Paolo D'Arpini ai piedi di una quercia
Nella piazza di Treia, già prima di partire per l'Emilia, ho visto l'abete pronto alla scenografia natalizia. Stava sotto al portico del Comune, infilato in un bel vaso grande. Non so se la pianta sia munita di radici e se "finita la festa" sarà trapiantato in un prato. Sinceramente ne dubito poiché non ho scoperto -durante le mie escursioni erboristiche in giro nelle campagne limitrofe- piantumature di abeti ex natalizi. Chissà, forse quest'anno il commissario prefettizio, che sostituisce il sindaco dimissionario, essendo una donna, avrà pensato amorevolmente alla conservazione dell'albero... Vedremo
Riprendo comunque la nostra annuale campagna per il salvataggio di innocenti alberi. Non tagliamo abeti per le ricorrenze natalizie ed invece rechiamoci in campagna armati di ghiande, come fece l’uomo che piantava gli alberi di Jean Jono, e come atto simbolico, ma denso di concretezza, espressione della volontà di riscatto e vita, ripiantiamo le ghiande germoglianti delle tante specie autoctone di Querce! Un bastone a punta, un buco nella terra densa di pioggia, promessa di vita, e la ghianda con il suo germoglio affidata alla terra, nel suo ventre, e ricoperta di protettiva terra, perché avvenga il miracolo millenario della Rinascita. Così i cittadini riaffermano il possesso millenario comunitario di una terra intera, culla di civiltà e salubre generoso habitat d’uomini dagli albori della preistoria.

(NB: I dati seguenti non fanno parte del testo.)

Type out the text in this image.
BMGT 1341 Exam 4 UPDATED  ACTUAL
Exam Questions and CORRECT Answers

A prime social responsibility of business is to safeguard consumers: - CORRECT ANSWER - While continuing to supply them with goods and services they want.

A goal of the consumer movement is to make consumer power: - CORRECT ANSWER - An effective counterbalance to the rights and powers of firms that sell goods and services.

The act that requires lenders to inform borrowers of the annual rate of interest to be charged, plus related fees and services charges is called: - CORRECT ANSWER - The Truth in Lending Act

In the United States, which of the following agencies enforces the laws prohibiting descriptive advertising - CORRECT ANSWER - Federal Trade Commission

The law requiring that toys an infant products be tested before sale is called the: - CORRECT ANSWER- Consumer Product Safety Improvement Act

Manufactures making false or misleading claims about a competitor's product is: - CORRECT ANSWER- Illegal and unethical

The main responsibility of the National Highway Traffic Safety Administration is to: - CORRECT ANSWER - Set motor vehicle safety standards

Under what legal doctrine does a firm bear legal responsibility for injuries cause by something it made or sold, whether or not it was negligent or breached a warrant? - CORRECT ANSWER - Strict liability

Il “natale” corrisponde in verità alla ripresa della crescita luminosa che subentra con il solstizio invernale, celebrato in tutto il mondo antico come simbolo del risorgere della vita, perciò è più che giusto che in occasione delle festività natalizie compiamo un rito di ritorno alla natura, andando in giro a piantar querce.

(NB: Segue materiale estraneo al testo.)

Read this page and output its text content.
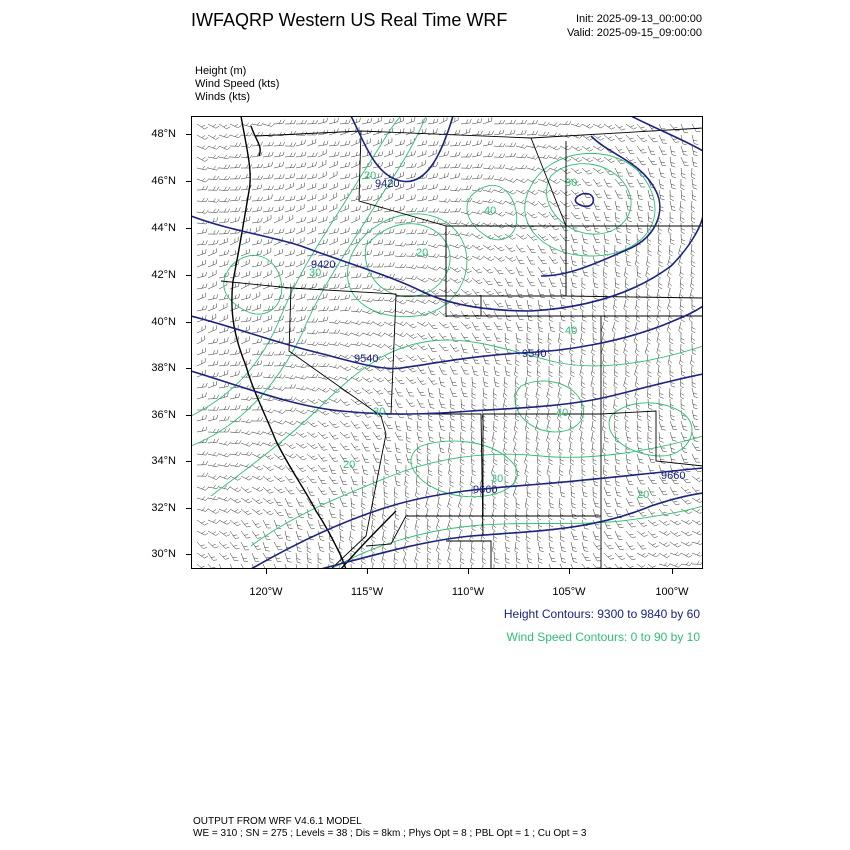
IWFAQRP Western US Real Time WRF	Init: 2025-09-13_00:00:00
Valid: 2025-09-15_09:00:00
Height (m)
Wind Speed (kts)
Winds (kts)
9420
9420
9540	9540
9660
9660
20
30
40
20
30
40
30
20
30
20
40
48°N
46°N
44°N
42°N
40°N
38°N
36°N
34°N
32°N
30°N
120°W	115°W	110°W	105°W	100°W
Height Contours: 9300 to 9840 by 60
Wind Speed Contours: 0 to 90 by 10
OUTPUT FROM WRF V4.6.1 MODEL
WE = 310 ; SN = 275 ; Levels = 38 ; Dis = 8km ; Phys Opt = 8 ; PBL Opt = 1 ; Cu Opt = 3
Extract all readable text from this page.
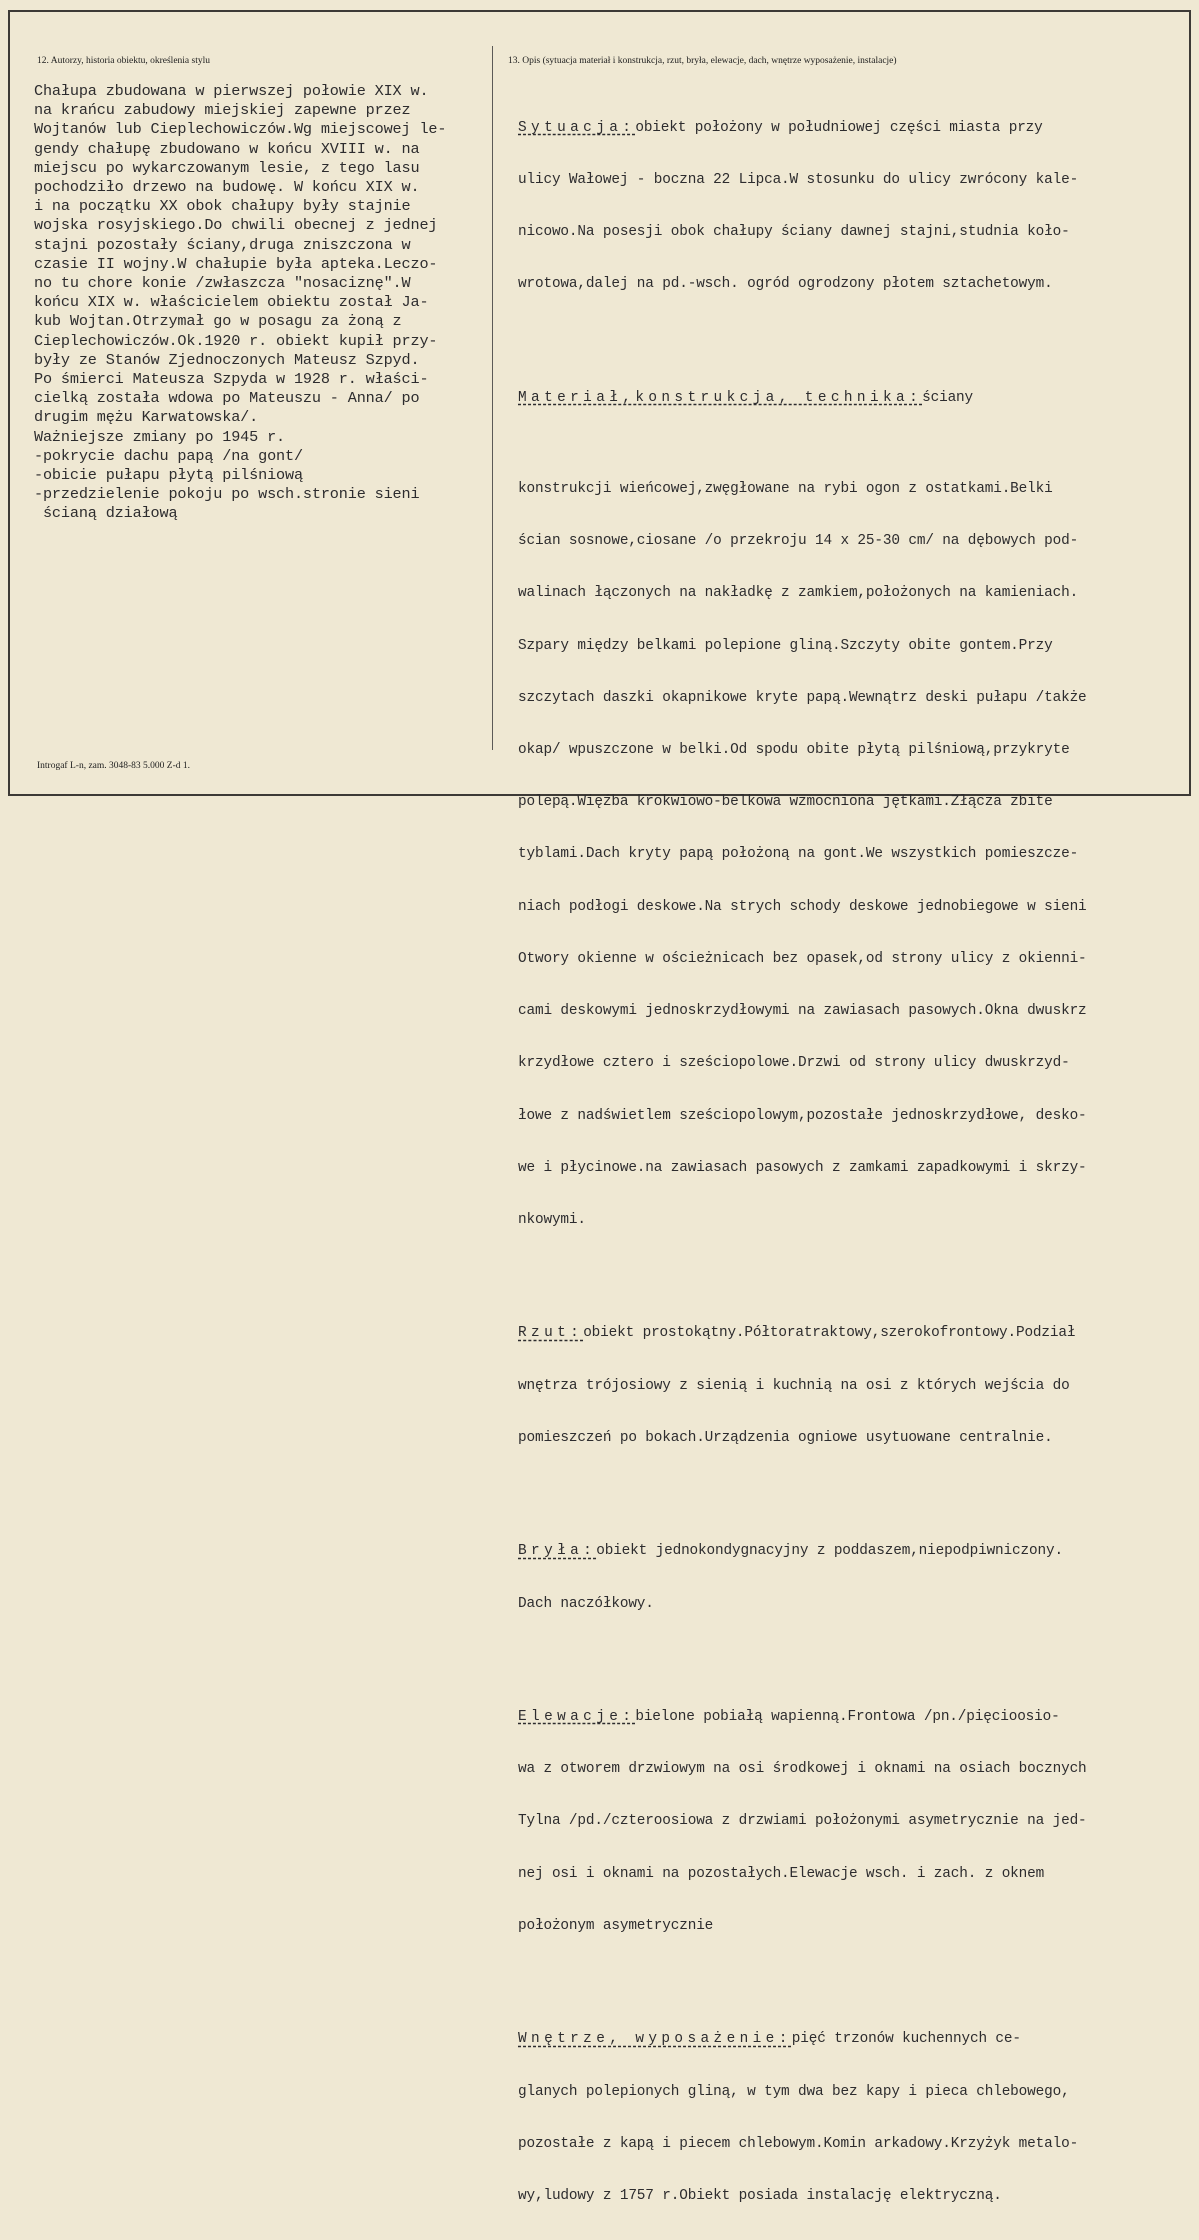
12. Autorzy, historia obiektu, określenia stylu	13. Opis (sytuacja materiał i konstrukcja, rzut, bryła, elewacje, dach, wnętrze wyposażenie, instalacje)
Chałupa zbudowana w pierwszej połowie XIX w.
na krańcu zabudowy miejskiej zapewne przez
Wojtanów lub Cieplechowiczów.Wg miejscowej le-
gendy chałupę zbudowano w końcu XVIII w. na
miejscu po wykarczowanym lesie, z tego lasu
pochodziło drzewo na budowę. W końcu XIX w.
i na początku XX obok chałupy były stajnie
wojska rosyjskiego.Do chwili obecnej z jednej
stajni pozostały ściany,druga zniszczona w
czasie II wojny.W chałupie była apteka.Leczo-
no tu chore konie /zwłaszcza "nosaciznę".W
końcu XIX w. właścicielem obiektu został Ja-
kub Wojtan.Otrzymał go w posagu za żoną z
Cieplechowiczów.Ok.1920 r. obiekt kupił przy-
były ze Stanów Zjednoczonych Mateusz Szpyd.
Po śmierci Mateusza Szpyda w 1928 r. właści-
cielką została wdowa po Mateuszu - Anna/ po
drugim mężu Karwatowska/.
Ważniejsze zmiany po 1945 r.
-pokrycie dachu papą /na gont/
-obicie pułapu płytą pilśniową
-przedzielenie pokoju po wsch.stronie sieni
ścianą działową

Sytuacja:obiekt położony w południowej części miasta przy

ulicy Wałowej - boczna 22 Lipca.W stosunku do ulicy zwrócony kale-

nicowo.Na posesji obok chałupy ściany dawnej stajni,studnia koło-

wrotowa,dalej na pd.-wsch. ogród ogrodzony płotem sztachetowym.

Materiał,konstrukcja, technika:ściany

konstrukcji wieńcowej,zwęgłowane na rybi ogon z ostatkami.Belki

ścian sosnowe,ciosane /o przekroju 14 x 25-30 cm/ na dębowych pod-

walinach łączonych na nakładkę z zamkiem,położonych na kamieniach.

Szpary między belkami polepione gliną.Szczyty obite gontem.Przy

szczytach daszki okapnikowe kryte papą.Wewnątrz deski pułapu /także

okap/ wpuszczone w belki.Od spodu obite płytą pilśniową,przykryte

polepą.Więźba krokwiowo-belkowa wzmocniona jętkami.Złącza zbite

tyblami.Dach kryty papą położoną na gont.We wszystkich pomieszcze-

niach podłogi deskowe.Na strych schody deskowe jednobiegowe w sieni

Otwory okienne w ościeżnicach bez opasek,od strony ulicy z okienni-

cami deskowymi jednoskrzydłowymi na zawiasach pasowych.Okna dwuskrz

krzydłowe cztero i sześciopolowe.Drzwi od strony ulicy dwuskrzyd-

łowe z nadświetlem sześciopolowym,pozostałe jednoskrzydłowe, desko-

we i płycinowe.na zawiasach pasowych z zamkami zapadkowymi i skrzy-

nkowymi.

Rzut:obiekt prostokątny.Półtoratraktowy,szerokofrontowy.Podział

wnętrza trójosiowy z sienią i kuchnią na osi z których wejścia do

pomieszczeń po bokach.Urządzenia ogniowe usytuowane centralnie.

Bryła:obiekt jednokondygnacyjny z poddaszem,niepodpiwniczony.

Dach naczółkowy.

Elewacje:bielone pobiałą wapienną.Frontowa /pn./pięcioosio-

wa z otworem drzwiowym na osi środkowej i oknami na osiach bocznych

Tylna /pd./czteroosiowa z drzwiami położonymi asymetrycznie na jed-

nej osi i oknami na pozostałych.Elewacje wsch. i zach. z oknem

położonym asymetrycznie

Wnętrze, wyposażenie:pięć trzonów kuchennych ce-

glanych polepionych gliną, w tym dwa bez kapy i pieca chlebowego,

pozostałe z kapą i piecem chlebowym.Komin arkadowy.Krzyżyk metalo-

wy,ludowy z 1757 r.Obiekt posiada instalację elektryczną.

Introgaf L-n, zam. 3048-83 5.000 Z-d 1.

In tal modo onoreremo la vita e potremo approfittarne per abbracciare i grandi alberi e la natura che è matrice universale. In questo momento di obbrobrio consumista che accelera la distruzione del pianeta, attraverso il taglio indiscriminato di alberi, anche con la scusa religiosa addobbando un albero tagliato di fresco con palle di plastica e luminarie finte, più che un “natale” potremmo definirlo un “mortale” esempio di ipocrisia e strumentalizzazione della vera tradizione ecologista e spirituale.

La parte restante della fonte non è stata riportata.